A Bayesian Federated Learning Framework with Online Laplace Approximation
This work is significant for researchers and practitioners in federated learning, as it tackles critical issues of aggregation errors and local forgetting that hinder model performance in distributed learning environments.
This paper proposes a novel federated learning framework that addresses large aggregation errors and severe local forgetting, particularly in heterogeneous data settings. It achieves state-of-the-art results on several benchmarks by using online Laplace approximation to approximate posteriors on both client and server sides.
Federated learning (FL) allows multiple clients to collaboratively learn a globally shared model through cycles of model aggregation and local model training, without the need to share data. Most existing FL methods train local models separately on different clients, and then simply average their parameters to obtain a centralized model on the server side.
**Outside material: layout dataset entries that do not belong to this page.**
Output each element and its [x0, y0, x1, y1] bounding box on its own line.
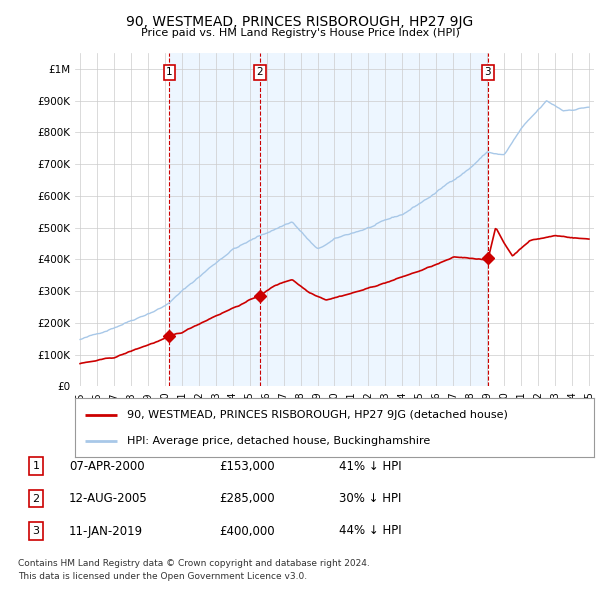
Text: £400,000: £400,000: [219, 525, 275, 537]
Text: 11-JAN-2019: 11-JAN-2019: [69, 525, 143, 537]
Text: This data is licensed under the Open Government Licence v3.0.: This data is licensed under the Open Gov…: [18, 572, 307, 581]
Text: 1: 1: [166, 67, 173, 77]
Text: £285,000: £285,000: [219, 492, 275, 505]
Text: 3: 3: [32, 526, 40, 536]
Text: 2: 2: [257, 67, 263, 77]
Text: 07-APR-2000: 07-APR-2000: [69, 460, 145, 473]
Text: Contains HM Land Registry data © Crown copyright and database right 2024.: Contains HM Land Registry data © Crown c…: [18, 559, 370, 568]
Text: 3: 3: [484, 67, 491, 77]
Text: 41% ↓ HPI: 41% ↓ HPI: [339, 460, 401, 473]
Text: 2: 2: [32, 494, 40, 503]
Text: 90, WESTMEAD, PRINCES RISBOROUGH, HP27 9JG (detached house): 90, WESTMEAD, PRINCES RISBOROUGH, HP27 9…: [127, 410, 508, 419]
Text: HPI: Average price, detached house, Buckinghamshire: HPI: Average price, detached house, Buck…: [127, 436, 430, 445]
Text: 44% ↓ HPI: 44% ↓ HPI: [339, 525, 401, 537]
Text: 90, WESTMEAD, PRINCES RISBOROUGH, HP27 9JG: 90, WESTMEAD, PRINCES RISBOROUGH, HP27 9…: [127, 15, 473, 29]
Text: 12-AUG-2005: 12-AUG-2005: [69, 492, 148, 505]
Text: 1: 1: [32, 461, 40, 471]
Bar: [260, 53, 488, 386]
Text: Price paid vs. HM Land Registry's House Price Index (HPI): Price paid vs. HM Land Registry's House …: [140, 28, 460, 38]
Text: £153,000: £153,000: [219, 460, 275, 473]
Text: 30% ↓ HPI: 30% ↓ HPI: [339, 492, 401, 505]
Bar: [169, 53, 260, 386]
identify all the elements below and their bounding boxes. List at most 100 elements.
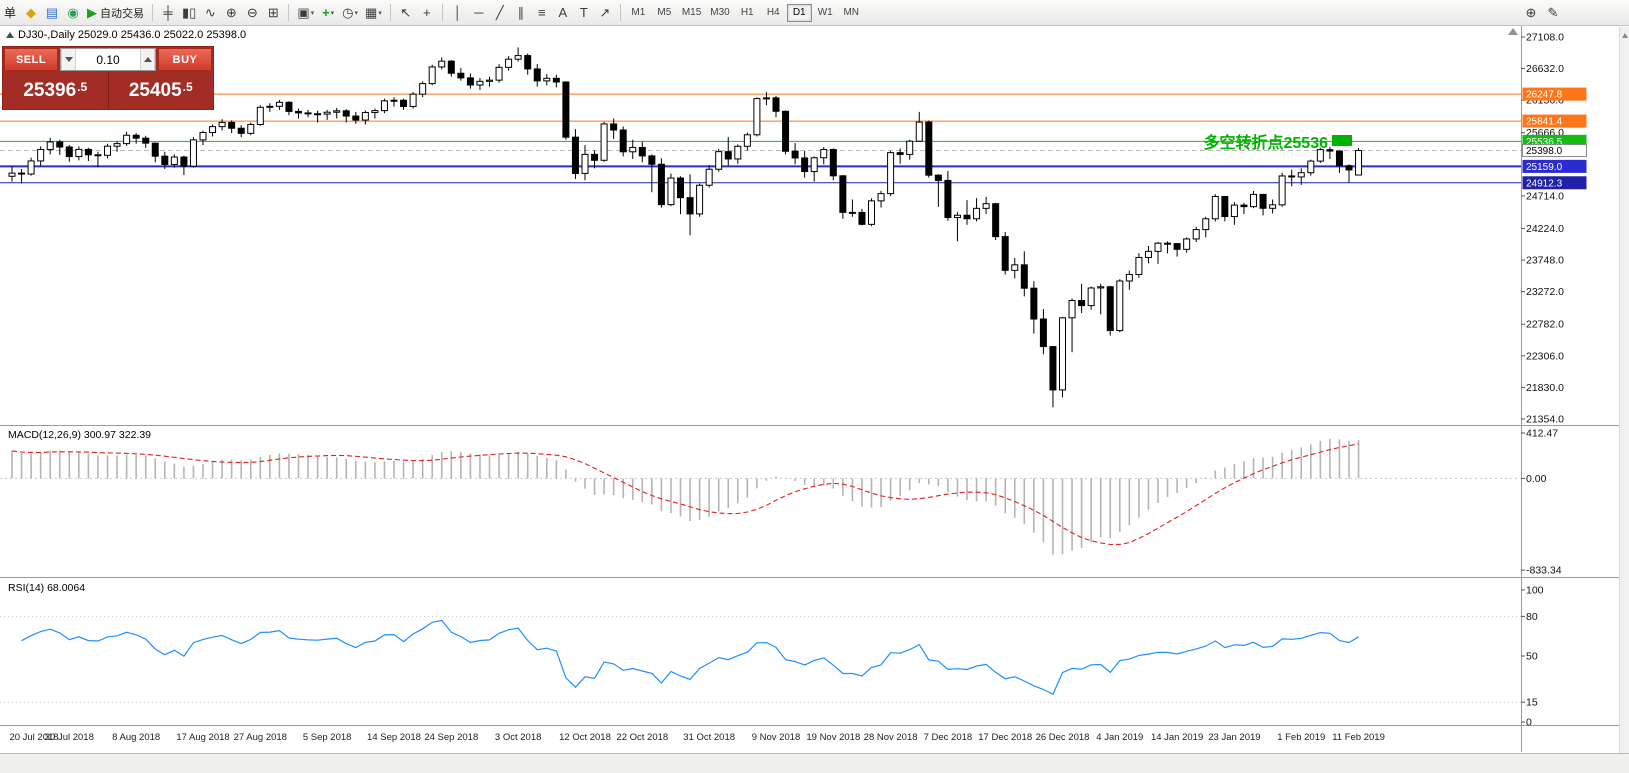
- bars-chart-button[interactable]: ╪: [158, 3, 178, 23]
- navigator-button[interactable]: ◉: [63, 3, 83, 23]
- volume-input[interactable]: [76, 49, 140, 70]
- date-tick-label: 19 Nov 2018: [806, 732, 860, 743]
- fibonacci-button[interactable]: ≡: [532, 3, 552, 23]
- sell-price-pip: .5: [77, 80, 88, 94]
- timeframe-button-h4[interactable]: H4: [761, 4, 786, 22]
- zoom-in-icon: ⊕: [225, 5, 237, 20]
- timeframe-button-m1[interactable]: M1: [626, 4, 651, 22]
- candle-body: [1078, 299, 1086, 307]
- candle-body: [686, 197, 694, 215]
- timeframe-button-h1[interactable]: H1: [735, 4, 760, 22]
- text-button[interactable]: A: [553, 3, 573, 23]
- periods-button[interactable]: ◷ ▾: [339, 3, 361, 23]
- candle-body: [189, 139, 197, 167]
- tile-windows-button[interactable]: ⊞: [263, 3, 283, 23]
- candle-body: [476, 80, 484, 86]
- candle-body: [361, 111, 369, 121]
- new-order-button[interactable]: ◆: [21, 3, 41, 23]
- date-tick-label: 23 Jan 2019: [1208, 732, 1260, 743]
- annotation-marker[interactable]: [1332, 135, 1352, 146]
- candle-body: [1345, 165, 1353, 171]
- vertical-scrollbar[interactable]: [1619, 27, 1629, 753]
- candle-body: [514, 55, 522, 60]
- magnifier-button[interactable]: ⊕: [1521, 3, 1541, 23]
- timeframe-button-d1[interactable]: D1: [786, 3, 812, 22]
- timeframe-button-w1[interactable]: W1: [813, 4, 838, 22]
- crosshair-icon: +: [423, 5, 431, 20]
- market-watch-button[interactable]: ▤: [42, 3, 62, 23]
- line-chart-button[interactable]: ∿: [200, 3, 220, 23]
- templates-button[interactable]: ▦ ▾: [362, 3, 385, 23]
- macd-indicator-label: MACD(12,26,9) 300.97 322.39: [8, 429, 152, 441]
- buy-price[interactable]: 25405 .5: [109, 72, 214, 109]
- date-tick-label: 24 Sep 2018: [424, 732, 478, 743]
- volume-increase-button[interactable]: [140, 49, 155, 70]
- timeframe-button-m15[interactable]: M15: [678, 4, 705, 22]
- rsi-tick-label: 50: [1526, 651, 1538, 663]
- candle-body: [791, 150, 799, 159]
- candle-body: [170, 156, 178, 166]
- candle-body: [953, 214, 961, 219]
- candle-body: [524, 55, 532, 70]
- one-click-trade-panel: SELL BUY 25396 .5 25405 .5: [2, 46, 214, 110]
- vertical-line-button[interactable]: │: [448, 3, 468, 23]
- line-chart-icon: ∿: [204, 5, 216, 20]
- arrows-button[interactable]: ↗: [595, 3, 615, 23]
- trendline-button[interactable]: ╱: [490, 3, 510, 23]
- auto-trading-button[interactable]: ▶ 自动交易: [84, 3, 147, 23]
- edit-compose-button[interactable]: ✎: [1543, 3, 1563, 23]
- candle-body: [428, 66, 436, 85]
- date-tick-label: 30 Jul 2018: [45, 732, 94, 743]
- date-tick-label: 17 Aug 2018: [176, 732, 229, 743]
- candle-body: [1278, 175, 1286, 206]
- candlestick-chart-button[interactable]: ▮▯: [179, 3, 199, 23]
- candle-body: [1297, 172, 1305, 178]
- main-toolbar: 单 ◆ ▤ ◉ ▶ 自动交易 ╪ ▮▯ ∿ ⊕ ⊖ ⊞ ▣ ▾ + ▾ ◷ ▾ ▦ ▾ ↖ + │ ─ ╱ ∥ ≡ A T ↗ M1 M5 M1…: [0, 0, 1629, 26]
- price-tick-label: 22782.0: [1526, 319, 1564, 331]
- timeframe-button-mn[interactable]: MN: [839, 4, 864, 22]
- buy-button[interactable]: BUY: [158, 48, 212, 71]
- timeframe-button-m5[interactable]: M5: [652, 4, 677, 22]
- candle-body: [352, 115, 360, 121]
- chart-shift-marker[interactable]: [1508, 28, 1518, 35]
- sell-price[interactable]: 25396 .5: [3, 72, 109, 109]
- candle-body: [8, 172, 16, 177]
- date-tick-label: 31 Oct 2018: [683, 732, 735, 743]
- candle-body: [638, 146, 646, 157]
- dropdown-caret-icon: ▾: [378, 9, 382, 17]
- crosshair-button[interactable]: +: [417, 3, 437, 23]
- rsi-tick-label: 15: [1526, 697, 1538, 709]
- templates-icon: ▦: [365, 5, 378, 20]
- magnifier-icon: ⊕: [1525, 5, 1537, 20]
- new-chart-button[interactable]: ▣ ▾: [294, 3, 317, 23]
- candle-body: [696, 184, 704, 215]
- timeframe-button-m30[interactable]: M30: [706, 4, 733, 22]
- horizontal-line-icon: ─: [474, 5, 484, 20]
- cursor-icon: ↖: [400, 5, 412, 20]
- cursor-button[interactable]: ↖: [396, 3, 416, 23]
- candle-body: [906, 140, 914, 155]
- candle-body: [228, 121, 236, 129]
- zoom-in-button[interactable]: ⊕: [221, 3, 241, 23]
- date-tick-label: 22 Oct 2018: [616, 732, 668, 743]
- add-indicator-button[interactable]: + ▾: [318, 3, 338, 23]
- equidistant-channel-button[interactable]: ∥: [511, 3, 531, 23]
- chart-canvas[interactable]: 27108.026632.026156.025666.024714.024224…: [0, 26, 1629, 773]
- candle-body: [963, 214, 971, 220]
- sell-button[interactable]: SELL: [4, 48, 58, 71]
- trendline-icon: ╱: [495, 5, 504, 20]
- text-label-button[interactable]: T: [574, 3, 594, 23]
- new-chart-icon: ▣: [297, 5, 310, 20]
- candle-body: [295, 110, 302, 114]
- candle-body: [1326, 149, 1334, 152]
- vertical-line-icon: │: [453, 5, 462, 20]
- menu-item-fragment[interactable]: 单: [4, 6, 17, 20]
- candle-body: [409, 93, 417, 107]
- horizontal-line-button[interactable]: ─: [469, 3, 489, 23]
- zoom-out-button[interactable]: ⊖: [242, 3, 262, 23]
- candle-body: [1173, 243, 1181, 250]
- date-tick-label: 8 Aug 2018: [112, 732, 160, 743]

However, these approaches generally suffer from large aggregation errors and severe local forgetting, which are particularly bad in heterogeneous data settings. To tackle these issues, in this paper, we propose a novel FL framework that uses online Laplace approximation to approximate posteriors on both the client and server side. On the server side, a multivariate Gaussian product mechanism is employed to construct and maximize a global posterior, largely reducing the aggregation errors induced by large discrepancies between local models. On the client side, a prior loss that uses the global posterior probabilistic parameters delivered from the server is designed to guide the local training. Binding such learning constraints from other clients enables our method to mitigate local forgetting. Finally, we achieve state-of-the-art results on several benchmarks, clearly demonstrating the advantages of the proposed method.